Criteria (2) authorizes a physician, with hospital approval, to deny or remove food and water from a patient if he believes that the provision of ANH would “seriously exacerbate other major medical problems.”  While this may seem like a reasonable consideration for the patient or family to make for a loved one, Texas law should not transfer this decision from the patient and his family to physicians and hospitals.  The patient should be the one to decide whether and to what degree he wants to live with a disability.   
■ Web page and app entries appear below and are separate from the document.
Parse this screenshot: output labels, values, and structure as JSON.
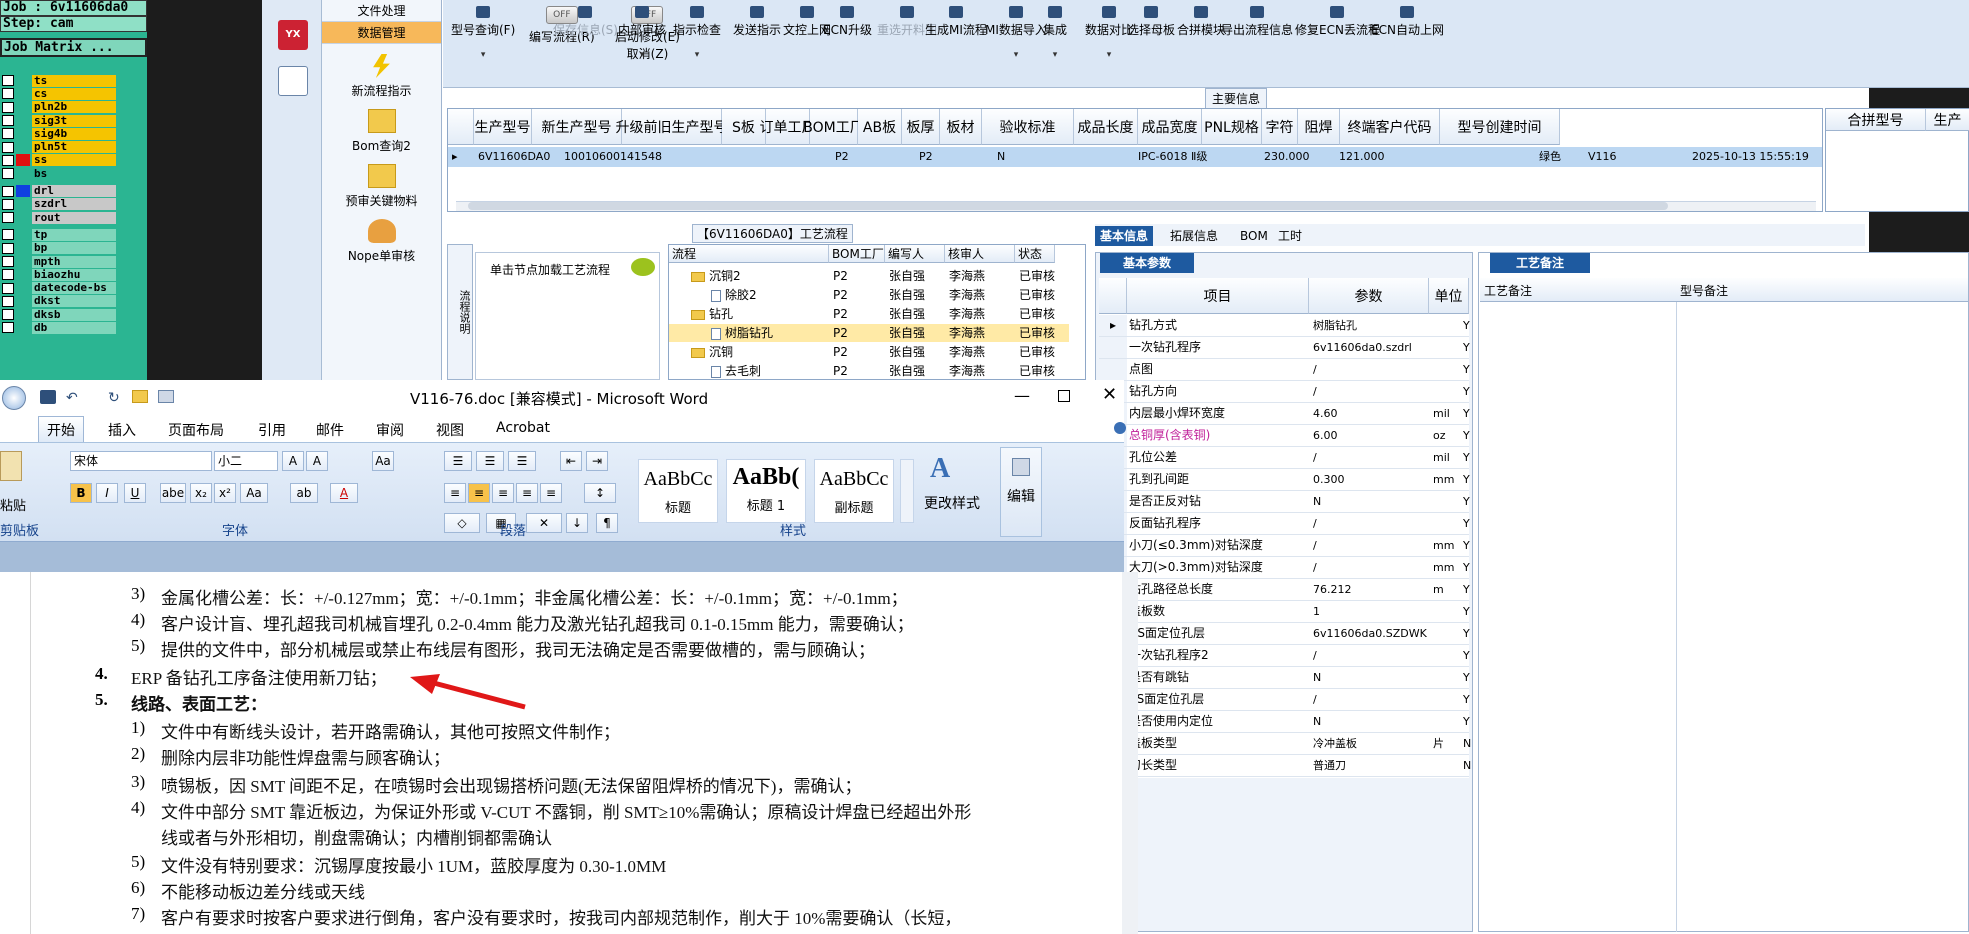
{
  "genesis": {
    "job": "Job : 6v11606da0",
    "step": "Step: cam",
    "matrix": "Job Matrix ...",
    "layers": [
      {
        "name": "ts",
        "color": "#f5c400",
        "mark": "#2bb592"
      },
      {
        "name": "cs",
        "color": "#f5c400",
        "mark": "#2bb592"
      },
      {
        "name": "pln2b",
        "color": "#f5c400",
        "mark": "#2bb592"
      },
      {
        "name": "sig3t",
        "color": "#f5c400",
        "mark": "#2bb592"
      },
      {
        "name": "sig4b",
        "color": "#f5c400",
        "mark": "#2bb592"
      },
      {
        "name": "pln5t",
        "color": "#f5c400",
        "mark": "#2bb592"
      },
      {
        "name": "ss",
        "color": "#f5c400",
        "mark": "#e01010"
      },
      {
        "name": "bs",
        "color": "#2bb592",
        "mark": "#2bb592"
      },
      {
        "name": "drl",
        "color": "#c8c8c8",
        "mark": "#1040e0"
      },
      {
        "name": "szdrl",
        "color": "#c8c8c8",
        "mark": "#2bb592"
      },
      {
        "name": "rout",
        "color": "#c8c8c8",
        "mark": "#2bb592"
      },
      {
        "name": "tp",
        "color": "#7fd6bb",
        "mark": "#2bb592"
      },
      {
        "name": "bp",
        "color": "#7fd6bb",
        "mark": "#2bb592"
      },
      {
        "name": "mpth",
        "color": "#7fd6bb",
        "mark": "#2bb592"
      },
      {
        "name": "biaozhu",
        "color": "#7fd6bb",
        "mark": "#2bb592"
      },
      {
        "name": "datecode-bs",
        "color": "#7fd6bb",
        "mark": "#2bb592"
      },
      {
        "name": "dkst",
        "color": "#7fd6bb",
        "mark": "#2bb592"
      },
      {
        "name": "dksb",
        "color": "#7fd6bb",
        "mark": "#2bb592"
      },
      {
        "name": "db",
        "color": "#7fd6bb",
        "mark": "#2bb592"
      }
    ]
  },
  "erp": {
    "nav": {
      "tab1": "文件处理",
      "tab2": "数据管理",
      "items": [
        "新流程指示",
        "Bom查询2",
        "预审关键物料",
        "Nope单审核"
      ]
    },
    "toolbar": {
      "b1": "型号查询(F)",
      "t1": "OFF",
      "b2": "编写流程(R)",
      "t2": "OFF",
      "b3": "启动修改(E)",
      "b3b": "取消(Z)",
      "items": [
        "保存信息(S)",
        "内部审核",
        "指示检查",
        "发送指示",
        "文控上网",
        "ECN升级",
        "重选开料图",
        "生成MI流程",
        "MI数据导入",
        "集成",
        "数据对比",
        "选择母板",
        "合拼模块",
        "导出流程信息",
        "修复ECN丢流程",
        "ECN自动上网"
      ]
    },
    "main_label": "主要信息",
    "grid_headers": [
      "生产型号",
      "新生产型号",
      "升级前旧生产型号",
      "S板",
      "订单工厂",
      "BOM工厂",
      "AB板",
      "板厚",
      "板材",
      "验收标准",
      "成品长度",
      "成品宽度",
      "PNL规格",
      "字符",
      "阻焊",
      "终端客户代码",
      "型号创建时间"
    ],
    "grid_right_headers": [
      "合拼型号",
      "生产"
    ],
    "grid_row": {
      "c1": "6V11606DA0",
      "c2": "10010600141548",
      "c3": "P2",
      "c4": "P2",
      "c5": "N",
      "c6": "IPC-6018 Ⅱ级",
      "c7": "230.000",
      "c8": "121.000",
      "c9": "绿色",
      "c10": "V116",
      "c11": "2025-10-13 15:55:19"
    },
    "process_label": "【6V11606DA0】工艺流程",
    "process_side": "流程说明",
    "process_msg": "单击节点加载工艺流程",
    "proc_headers": [
      "流程",
      "BOM工厂",
      "编写人",
      "核审人",
      "状态"
    ],
    "proc_rows": [
      {
        "name": "沉铜2",
        "type": "folder",
        "f": "P2",
        "w": "张自强",
        "r": "李海燕",
        "s": "已审核"
      },
      {
        "name": "除胶2",
        "type": "doc",
        "f": "P2",
        "w": "张自强",
        "r": "李海燕",
        "s": "已审核"
      },
      {
        "name": "钻孔",
        "type": "folder",
        "f": "P2",
        "w": "张自强",
        "r": "李海燕",
        "s": "已审核"
      },
      {
        "name": "树脂钻孔",
        "type": "doc",
        "f": "P2",
        "w": "张自强",
        "r": "李海燕",
        "s": "已审核"
      },
      {
        "name": "沉铜",
        "type": "folder",
        "f": "P2",
        "w": "张自强",
        "r": "李海燕",
        "s": "已审核"
      },
      {
        "name": "去毛刺",
        "type": "doc",
        "f": "P2",
        "w": "张自强",
        "r": "李海燕",
        "s": "已审核"
      }
    ],
    "right_tabs": [
      "基本信息",
      "拓展信息",
      "BOM",
      "工时"
    ],
    "basic_label": "基本参数",
    "param_headers": [
      "项目",
      "参数",
      "单位"
    ],
    "params": [
      {
        "k": "钻孔方式",
        "v": "树脂钻孔",
        "u": "",
        "f": "Y"
      },
      {
        "k": "一次钻孔程序",
        "v": "6v11606da0.szdrl",
        "u": "",
        "f": "Y"
      },
      {
        "k": "点图",
        "v": "/",
        "u": "",
        "f": "Y"
      },
      {
        "k": "钻孔方向",
        "v": "/",
        "u": "",
        "f": "Y"
      },
      {
        "k": "内层最小焊环宽度",
        "v": "4.60",
        "u": "mil",
        "f": "Y"
      },
      {
        "k": "总铜厚(含表铜)",
        "v": "6.00",
        "u": "oz",
        "f": "Y"
      },
      {
        "k": "孔位公差",
        "v": "/",
        "u": "mil",
        "f": "Y"
      },
      {
        "k": "孔到孔间距",
        "v": "0.300",
        "u": "mm",
        "f": "Y"
      },
      {
        "k": "是否正反对钻",
        "v": "N",
        "u": "",
        "f": "Y"
      },
      {
        "k": "反面钻孔程序",
        "v": "/",
        "u": "",
        "f": "Y"
      },
      {
        "k": "小刀(≤0.3mm)对钻深度",
        "v": "/",
        "u": "mm",
        "f": "Y"
      },
      {
        "k": "大刀(>0.3mm)对钻深度",
        "v": "/",
        "u": "mm",
        "f": "Y"
      },
      {
        "k": "钻孔路径总长度",
        "v": "76.212",
        "u": "m",
        "f": "Y"
      },
      {
        "k": "盖板数",
        "v": "1",
        "u": "",
        "f": "Y"
      },
      {
        "k": "CS面定位孔层",
        "v": "6v11606da0.SZDWK",
        "u": "",
        "f": "Y"
      },
      {
        "k": "一次钻孔程序2",
        "v": "/",
        "u": "",
        "f": "Y"
      },
      {
        "k": "是否有跳钻",
        "v": "N",
        "u": "",
        "f": "Y"
      },
      {
        "k": "SS面定位孔层",
        "v": "/",
        "u": "",
        "f": "Y"
      },
      {
        "k": "是否使用内定位",
        "v": "N",
        "u": "",
        "f": "Y"
      },
      {
        "k": "盖板类型",
        "v": "冷冲盖板",
        "u": "片",
        "f": "N"
      },
      {
        "k": "刀长类型",
        "v": "普通刀",
        "u": "",
        "f": "N"
      }
    ],
    "note_label": "工艺备注",
    "note_cols": [
      "工艺备注",
      "型号备注"
    ]
  },
  "word": {
    "title": "V116-76.doc [兼容模式] - Microsoft Word",
    "tabs": [
      "开始",
      "插入",
      "页面布局",
      "引用",
      "邮件",
      "审阅",
      "视图",
      "Acrobat"
    ],
    "font": "宋体",
    "size": "小二",
    "groups": [
      "剪贴板",
      "字体",
      "段落",
      "样式",
      "编辑"
    ],
    "paste": "粘贴",
    "styles": [
      {
        "sample": "AaBbCc",
        "name": "标题"
      },
      {
        "sample": "AaBb(",
        "name": "标题 1"
      },
      {
        "sample": "AaBbCc",
        "name": "副标题"
      }
    ],
    "change_styles": "更改样式",
    "edit": "编辑",
    "lines": [
      {
        "n": "3)",
        "t": "金属化槽公差：长：+/-0.127mm；宽：+/-0.1mm；非金属化槽公差：长：+/-0.1mm；宽：+/-0.1mm；"
      },
      {
        "n": "4)",
        "t": "客户设计盲、埋孔超我司机械盲埋孔 0.2-0.4mm 能力及激光钻孔超我司 0.1-0.15mm 能力，需要确认；"
      },
      {
        "n": "5)",
        "t": "提供的文件中，部分机械层或禁止布线层有图形，我司无法确定是否需要做槽的，需与顾确认；"
      },
      {
        "n": "4.",
        "t": "ERP 备钻孔工序备注使用新刀钻；"
      },
      {
        "n": "5.",
        "t": "线路、表面工艺："
      },
      {
        "n": "1)",
        "t": "文件中有断线头设计，若开路需确认，其他可按照文件制作；"
      },
      {
        "n": "2)",
        "t": "删除内层非功能性焊盘需与顾客确认；"
      },
      {
        "n": "3)",
        "t": "喷锡板，因 SMT 间距不足，在喷锡时会出现锡搭桥问题(无法保留阻焊桥的情况下)，需确认；"
      },
      {
        "n": "4)",
        "t": "文件中部分 SMT 靠近板边，为保证外形或 V-CUT 不露铜，削 SMT≥10%需确认；原稿设计焊盘已经超出外形"
      },
      {
        "n": "",
        "t": "线或者与外形相切，削盘需确认；内槽削铜都需确认"
      },
      {
        "n": "5)",
        "t": "文件没有特别要求：沉锡厚度按最小 1UM，蓝胶厚度为 0.30-1.0MM"
      },
      {
        "n": "6)",
        "t": "不能移动板边差分线或天线"
      },
      {
        "n": "7)",
        "t": "客户有要求时按客户要求进行倒角，客户没有要求时，按我司内部规范制作，削大于 10%需要确认（长短，"
      }
    ]
  }
}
Criteria (3) nullifies patient autonomy and abrogates power to the physician and hospital to make a quality of life, moral, not medical, judgment about the patient’s life. Criteria (3) allows a physician, with hospital approval, to remove food and water from a patient if the hospital committee believes that benefit of the food and water does not outweigh “substantial irremediable physical pain or discomfort.”  SB 303 is clearly giving a physician and hospital the authority to decide how much pain or discomfort makes the patient’s life not worth living.   

 

For example, a patient who is suffering from a chronic pain disorder becomes hospitalized (unrelated to his chronic pain) and requires ANH.  In this case, providing the nutrition and hydration would be “exacerbating other major medical problems;” simply by feeding the patient, his chronic pain disorder could continue though manageable.    

 

Someone with a chronic pain disorder may refuse ANH— as would be his choice— to direct his own health care decisions.  However, if the patient desires food and water, the third criteria under SB 303 would authorize his medical decisions to be unfulfilled.  The physician could withhold life-sustaining treatment because the patient will continue to suffer from the serious physical pain caused by the underlying chronic pain disorder.   

 

The same criteria could apply to an otherwise healthy paraplegic who contracts a UTI or pneumonia; treating his UTI and pneumonia could exacerbate other major medical problems by the paralysis continuing its degenerative course. 

  

Patient/surrogates should be able to decide what discomfort and disability they are willing to accept.  The ailing and disabled need help in living, not aid in dying.  Most physicians would only withhold food and water from a patient when doing so was clinically necessary, but some hospitals will find justification to withhold basic care and treatment under these four criteria in SB 303, hastening the death of patients through dehydration and starvation.